Beau tipped his head in a truncated bow, his gaze stern. “The same to you.”

That greeting, so lacking in warmth and welcome, was the nearest thing to an insult. Trevor might not realize it, but Carla had to press her lips together to control her amused recognition. It still quivered in her voice when she turned to the editor-in-chief. “What are you doing here? Didn’t you get the profile I sent?”

“I got it,” Trevor said. “Now that you’re done here, it’s time you got back to the magazine where you belong. I’ve come to take you home.”

“I can’t go yet. I have to see about my car. Besides, I still have the vacations days added to this assignment.”

“They’re canceled. Get packed and let’s get out of here.”

Beau stirred and the glint of blue steel appeared in his eyes. “I believe you heard the lady’s answer.”

“Butt out. This is between me and Carla.” Trevor shot him a look of loathing. “If you were the gentleman everybody claims, you’d allow us the privacy to work it out.”

“If you were a gentleman of any kind,” Beau answered, “you’d listen to what she’s saying.”

“Now see here, you dumb—”

“Trevor!” Carla snapped. Turning to Beau, she put a hand on the rigid muscles of his arm. “Please. Just give us a minute. It will be all right.”

He met her eyes, his own dark blue and searching. He didn’t like it; that much was clear. Still her plea weighed with him. He gave a hard nod before turning away. “I’ll be outside.”

She watched him go, his long strides covering ground, footsteps crunching on the gravel path, while her chest ached as if a hand was squeezing her heart. The door creaked behind him. The greenhouse was quiet.

“So that’s the way it is,” Trevor said in sneering disdain.

“I don’t know what you’re talking about. The assignment is done and was sent in on time. I have every intention of returning to Baltimore when I’ve settled things about the flood damage to my car. Why you felt you had to come down here is more than I can see.”

“I was worried about you. You got yourself hurt, kept running into these weird accidents.”

His expression seemed more incensed than concerned, she thought. “Things happen. And there’s nothing weird about a flooded road after days of rain.”

“I guess getting involved with this hayseed was an accident, too.”

She’d once thought of Beau that way, too. Remembering it made her cringe. “We aren’t involved, not in the way you mean.”

“How then? What did he do to make you see him as some cross between a saint and a real life knight in armor—Sir Freaking Galahad? Did he sweet talk you in that ridiculous honeysuckle and molasses drawl? Or was it something else?”

“Don’t be more crude than you can help. Though it may be beyond your cynical mind to comprehend, there are good people in this world.”

“Oh, right, and how good would that be? Moaning good? Screaming good? Oh-baby-do-me-harder good? How many times did he have to make you come before you saw things his way?”

That he could smear her time spent at Windwood with his nasty accusations made her sick to her stomach. The words that boiled up from inside her had been a long time coming, but she could no longer hold them back.

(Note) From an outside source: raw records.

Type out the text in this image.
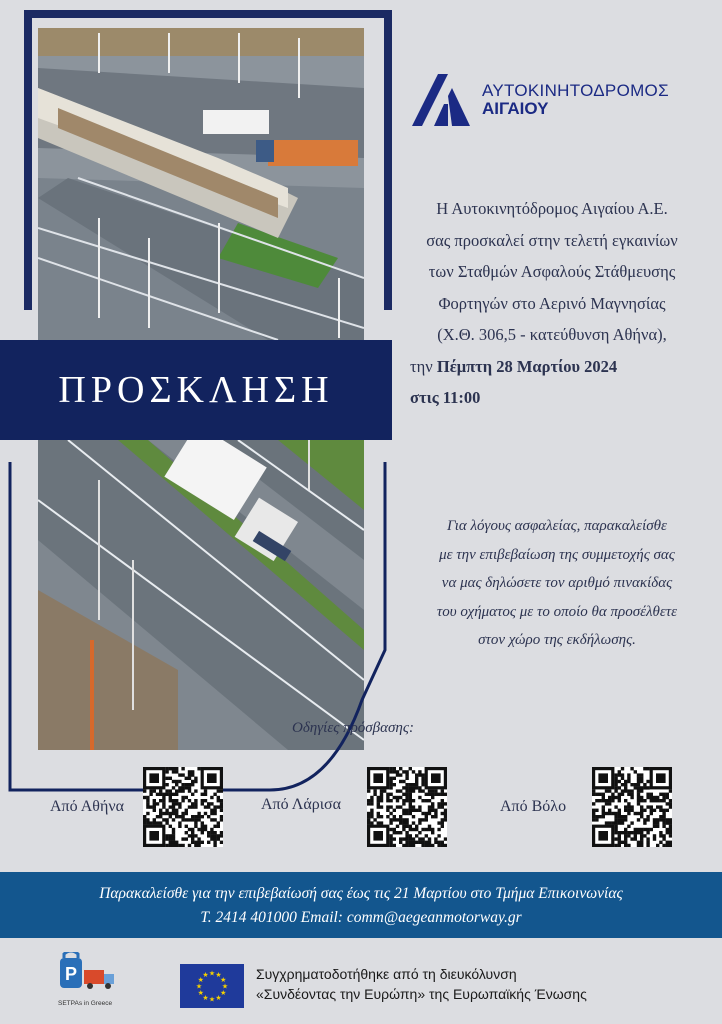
ΠΡΟΣΚΛΗΣΗ
ΑΥΤΟΚΙΝΗΤΟΔΡΟΜΟΣ
ΑΙΓΑΙΟΥ
Η Αυτοκινητόδρομος Αιγαίου Α.Ε.
σας προσκαλεί στην τελετή εγκαινίων
των Σταθμών Ασφαλούς Στάθμευσης
Φορτηγών στο Αερινό Μαγνησίας
(Χ.Θ. 306,5 - κατεύθυνση Αθήνα),
την Πέμπτη 28 Μαρτίου 2024
στις 11:00
Για λόγους ασφαλείας, παρακαλείσθε
με την επιβεβαίωση της συμμετοχής σας
να μας δηλώσετε τον αριθμό πινακίδας
του οχήματος με το οποίο θα προσέλθετε
στον χώρο της εκδήλωσης.
Οδηγίες πρόσβασης:
Από Αθήνα	Από Λάρισα	Από Βόλο
Παρακαλείσθε για την επιβεβαίωσή σας έως τις 21 Μαρτίου στο Τμήμα Επικοινωνίας
Τ. 2414 401000 Email: comm@aegeanmotorway.gr
P
SETPAs in Greece
★
★
★
★
★
★
★
★
★ ★ ★
★ Συγχρηματοδοτήθηκε από τη διευκόλυνση
«Συνδέοντας την Ευρώπη» της Ευρωπαϊκής Ένωσης
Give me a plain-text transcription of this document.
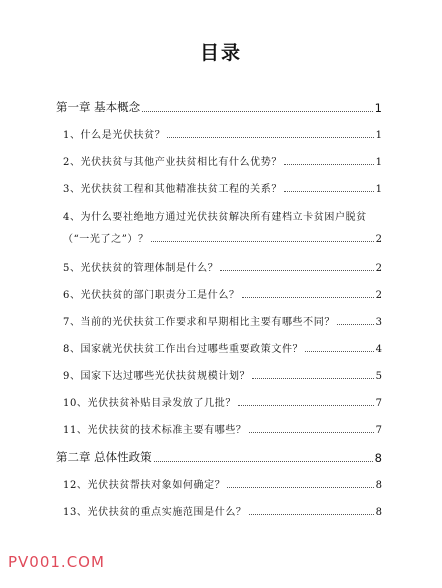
目录
第一章 基本概念	1
1、什么是光伏扶贫？	1
2、光伏扶贫与其他产业扶贫相比有什么优势？	1
3、光伏扶贫工程和其他精准扶贫工程的关系？	1
4、为什么要社绝地方通过光伏扶贫解决所有建档立卡贫困户脱贫
（“一光了之”）？	2
5、光伏扶贫的管理体制是什么？	2
6、光伏扶贫的部门职责分工是什么？	2
7、当前的光伏扶贫工作要求和早期相比主要有哪些不同？	3
8、国家就光伏扶贫工作出台过哪些重要政策文件？	4
9、国家下达过哪些光伏扶贫规模计划？	5
10、光伏扶贫补贴目录发放了几批？	7
11、光伏扶贫的技术标准主要有哪些？	7
第二章 总体性政策	8
12、光伏扶贫帮扶对象如何确定？	8
13、光伏扶贫的重点实施范围是什么？	8
PV001.COM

“You are a sick, deluded man, Trevor,” she said, her eyes as she met his incredulous stare far steadier than her voice. “I have no idea why you think you can say whatever you like and get away with it, but you’re wrong. You’re also badly mistaken if you think I’d go anywhere at all with you. You can take yourself back to Baltimore because I’m staying here. I’m staying until I’m ready to leave, and there’s nothing you can do about it. More than that, you’ve had the last article I’ll ever write for
South of Normal Magazine,
because I quit.”

“Don’t say that,” he warned in a growl. “We had something going.”

“Wrong. Whatever you thought we had was all in your head.”

His eyes narrowed. “It wasn’t. You liked me until you came down here.”

Was that ego talking, or had he really convinced himself she was attracted to him?

It didn’t matter. She wouldn’t let it.

“I tolerated you, Trevor, because I needed the job like rest of the women in the office. I was never going to bed with you, no matter what kind of bait you dangled in front of me.”

He spread his feet, his upper lip lifting in a belligerent smirk. “You can’t quit. I won’t let you.”

“Watch me,” she said with the lift of her chin. “Or better yet, just go. Go away and leave me alone.”